By JUSTIN POPE
AP Education Writer
It's the latest snapshot of
the growing burden of student debt and it's another discouraging one:
Two-thirds of the national college class of 2011 finished school with
loan debt, and those who borrowed walked off the graduation stage owing
on average $26,600 - up about 5 percent from the class before.
The latest figures are
calculated in a report out Thursday by the California-based Institute
for College Access and Success (TICAS) and likely underestimate the
problem in some ways because they don't include most graduates of
for-profit colleges, who typically borrow more than their counterparts
elsewhere.
Still, while 2011 college
graduates faced an unemployment rate of 8.8 percent in 2011, even those
with debt remained generally better off than those without a degree. The
report emphasized research showing that the economic returns on college
degrees remain, in general, strong. It noted the unemployment rate for
those with only a high school credential last year was 19.1 percent.
"In these tough times, a
college degree is still your best bet for getting a job and decent pay,"

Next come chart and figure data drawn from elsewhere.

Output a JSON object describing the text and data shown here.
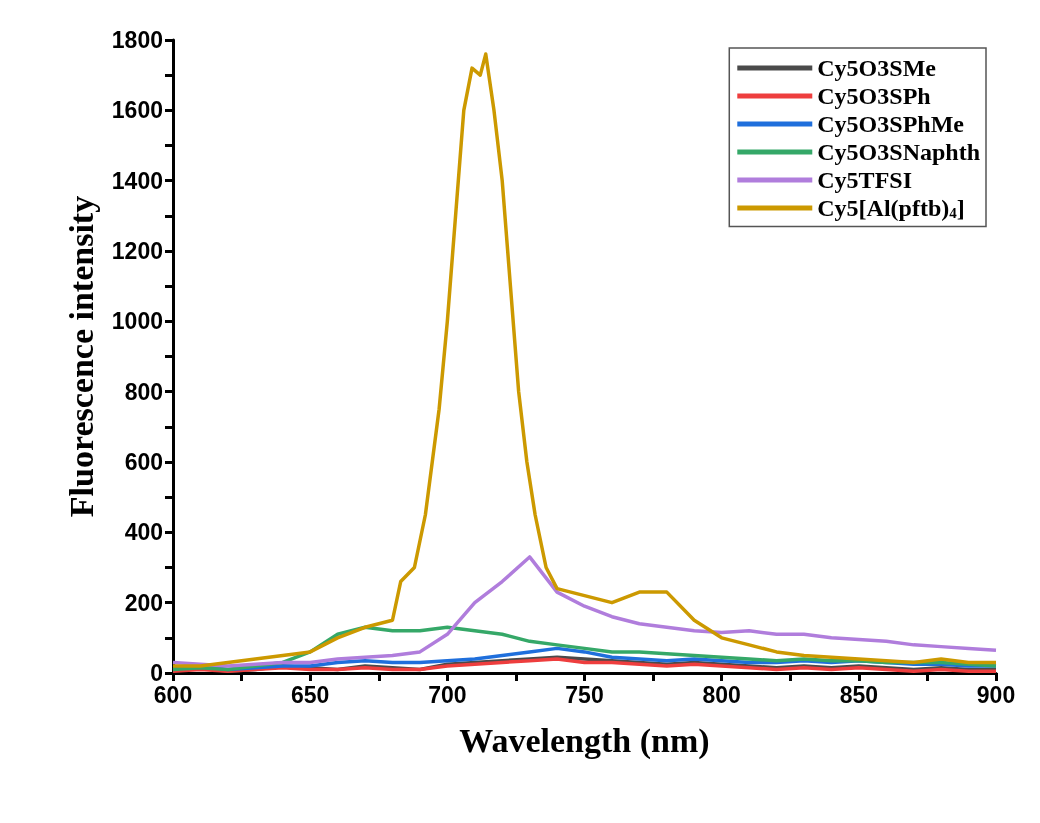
{
  "chart_data": {
    "type": "line",
    "xlabel": "Wavelength (nm)",
    "ylabel": "Fluorescence intensity",
    "x": [
      600,
      610,
      620,
      630,
      640,
      650,
      660,
      670,
      680,
      690,
      700,
      710,
      720,
      730,
      740,
      750,
      760,
      770,
      780,
      790,
      800,
      810,
      820,
      830,
      840,
      850,
      860,
      870,
      880,
      890,
      900
    ],
    "xlim": [
      600,
      900
    ],
    "xticks": [
      600,
      {
        "value": 625,
        "label": null
      },
      650,
      {
        "value": 675,
        "label": null
      },
      700,
      {
        "value": 725,
        "label": null
      },
      750,
      {
        "value": 775,
        "label": null
      },
      800,
      {
        "value": 825,
        "label": null
      },
      850,
      {
        "value": 875,
        "label": null
      },
      900
    ],
    "ylim": [
      0,
      1800
    ],
    "yticks": [
      0,
      {
        "value": 100,
        "label": null
      },
      200,
      {
        "value": 300,
        "label": null
      },
      400,
      {
        "value": 500,
        "label": null
      },
      600,
      {
        "value": 700,
        "label": null
      },
      800,
      {
        "value": 900,
        "label": null
      },
      1000,
      {
        "value": 1100,
        "label": null
      },
      1200,
      {
        "value": 1300,
        "label": null
      },
      1400,
      {
        "value": 1500,
        "label": null
      },
      1600,
      {
        "value": 1700,
        "label": null
      },
      1800
    ],
    "grid": false,
    "legend": "top right",
    "line_style": "solid",
    "marker": "none",
    "series": [
      {
        "name": "Cy5O3SMe",
        "color": "#4a4a4a",
        "values": [
          10,
          15,
          5,
          10,
          20,
          15,
          10,
          20,
          15,
          10,
          25,
          30,
          35,
          40,
          45,
          40,
          35,
          30,
          25,
          30,
          25,
          20,
          15,
          20,
          15,
          20,
          15,
          10,
          15,
          10,
          10
        ]
      },
      {
        "name": "Cy5O3SPh",
        "color": "#ee3e3e",
        "values": [
          5,
          10,
          5,
          10,
          15,
          10,
          10,
          15,
          10,
          10,
          20,
          25,
          30,
          35,
          40,
          30,
          30,
          25,
          20,
          25,
          20,
          15,
          10,
          15,
          10,
          15,
          10,
          5,
          10,
          5,
          5
        ]
      },
      {
        "name": "Cy5O3SPhMe",
        "color": "#1f6fdc",
        "values": [
          15,
          20,
          10,
          15,
          20,
          20,
          30,
          35,
          30,
          30,
          35,
          40,
          50,
          60,
          70,
          60,
          45,
          40,
          35,
          40,
          35,
          30,
          30,
          35,
          30,
          35,
          30,
          25,
          25,
          20,
          20
        ]
      },
      {
        "name": "Cy5O3SNaphth",
        "color": "#35a868",
        "values": [
          10,
          15,
          10,
          20,
          30,
          60,
          110,
          130,
          120,
          120,
          130,
          120,
          110,
          90,
          80,
          70,
          60,
          60,
          55,
          50,
          45,
          40,
          35,
          40,
          35,
          35,
          30,
          30,
          30,
          25,
          20
        ]
      },
      {
        "name": "Cy5TFSI",
        "color": "#b07ddc",
        "values": [
          30,
          25,
          20,
          25,
          30,
          30,
          40,
          45,
          50,
          60,
          110,
          200,
          260,
          330,
          230,
          190,
          160,
          140,
          130,
          120,
          115,
          120,
          110,
          110,
          100,
          95,
          90,
          80,
          75,
          70,
          65
        ]
      },
      {
        "name": "Cy5[Al(pftb)$_{4}$]",
        "color": "#cc9900",
        "x": [
          600,
          610,
          620,
          630,
          640,
          650,
          660,
          670,
          680,
          683,
          688,
          692,
          697,
          700,
          703,
          706,
          709,
          712,
          714,
          717,
          720,
          723,
          726,
          729,
          732,
          736,
          740,
          745,
          750,
          760,
          770,
          780,
          790,
          800,
          810,
          820,
          830,
          840,
          850,
          860,
          870,
          880,
          890,
          900
        ],
        "values": [
          20,
          20,
          30,
          40,
          50,
          60,
          100,
          130,
          150,
          260,
          300,
          450,
          750,
          1000,
          1300,
          1600,
          1720,
          1700,
          1760,
          1600,
          1400,
          1100,
          800,
          600,
          450,
          300,
          240,
          230,
          220,
          200,
          230,
          230,
          150,
          100,
          80,
          60,
          50,
          45,
          40,
          35,
          30,
          40,
          30,
          30
        ]
      }
    ]
  }
}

said TICAS President Lauren Asher. "But, as debt levels rise, fear of
loans can prevent students from getting the education they need to
succeed. Students and parents need to know that, even at similar looking
schools, debt levels can be wildly different. And, if they do need to
borrow to get through school, federal student loans, with options like
income-based repayment, are the safest way to go."
The latest figures come at a
time of increasing alarm about the sheer scope of student debt
nationally, which by some measures has surpassed $1 trillion. Recent
government figures show nearly 10 percent of borrowers of federal
student loans in the most recently measured cohort had already defaulted
within two years of starting repayment.
The issue has come up on
the presidential campaign trail, though the candidates' specific plans
haven't become a major issue. President Barack Obama has touted his
record of ending $60 billion in subsidies to private lenders, directing
the savings to student aid and implementing an income-based repayment
plan that caps federal student loan payments at 15 percent of income and
forgives repayment after 25 years.
Former Massachusetts Gov.
Mitt Romney, his Republican challenger, argues the flood of federal
student aid spending unleashed in recent years has led colleges to raise
tuition prices. He wants to return to a system in which the government
supports private lenders, arguing it's more cost-effective, and his
campaign has called the income-based repayment program flawed.
In Tuesday night's second
presidential debate, Romney repeated an assertion he'd made previously
that "50 percent of kids coming out of college (are) not able to get
work." That is not accurate, though twice earlier in the debate he made
an important qualification, indicating he was referring to graduates who
couldn't get "college-level jobs." Figures analyzed by Northeastern
University's Center for Labor Market studies last spring did find 53.6
percent of bachelor's degree holders under age 25 were either unemployed
or working in positions that don't fully use their skills or knowledge.
The latest TICAS report
also cites studies that found more than one-third of recent graduates
were in positions that did not require a degree, depressing wages,
though other government figures cited by Georgetown University's Center
on Education and the Workforce put the so-called "underemployment" rate
for young college grads much lower - at around 10 percent.
As for those who have no
job at all, according to Georgetown the latest monthly unemployment
figure for college graduates under age 24 is 10.5 percent (the figure
typically jumps each spring as a new class graduates and declines over
the course of the year; last March it was 5.4 percent).
"Increasing student debt in
a weak economy can be a knock-out blow to many considering college,"
said Rich Williams, higher education advocate with U.S. Public Interest
Research Group, which advocates for students. "As our economy is
recovering, lawmakers must send every signal that college is a good
investment. "
Among other finding in the TICAS report:
-Private (non-federal)
student loans, which generally have weaker borrower protections but have
been diminishing as a source of student borrowing, accounted for about
one-fifth of the debt owed by the Class of 2011.
-Debt levels vary widely by state, ranging from $17,250 in Utah to $32,450 in New Hampshire.
-Debt at individual schools ranged from $3,000 to $55,250 though not all schools report that data.
-Among colleges, the
percentage of graduates with debt ranged from 12 percent to 100 percent.
At 64 schools, more than 90 percent of student graduated with debt.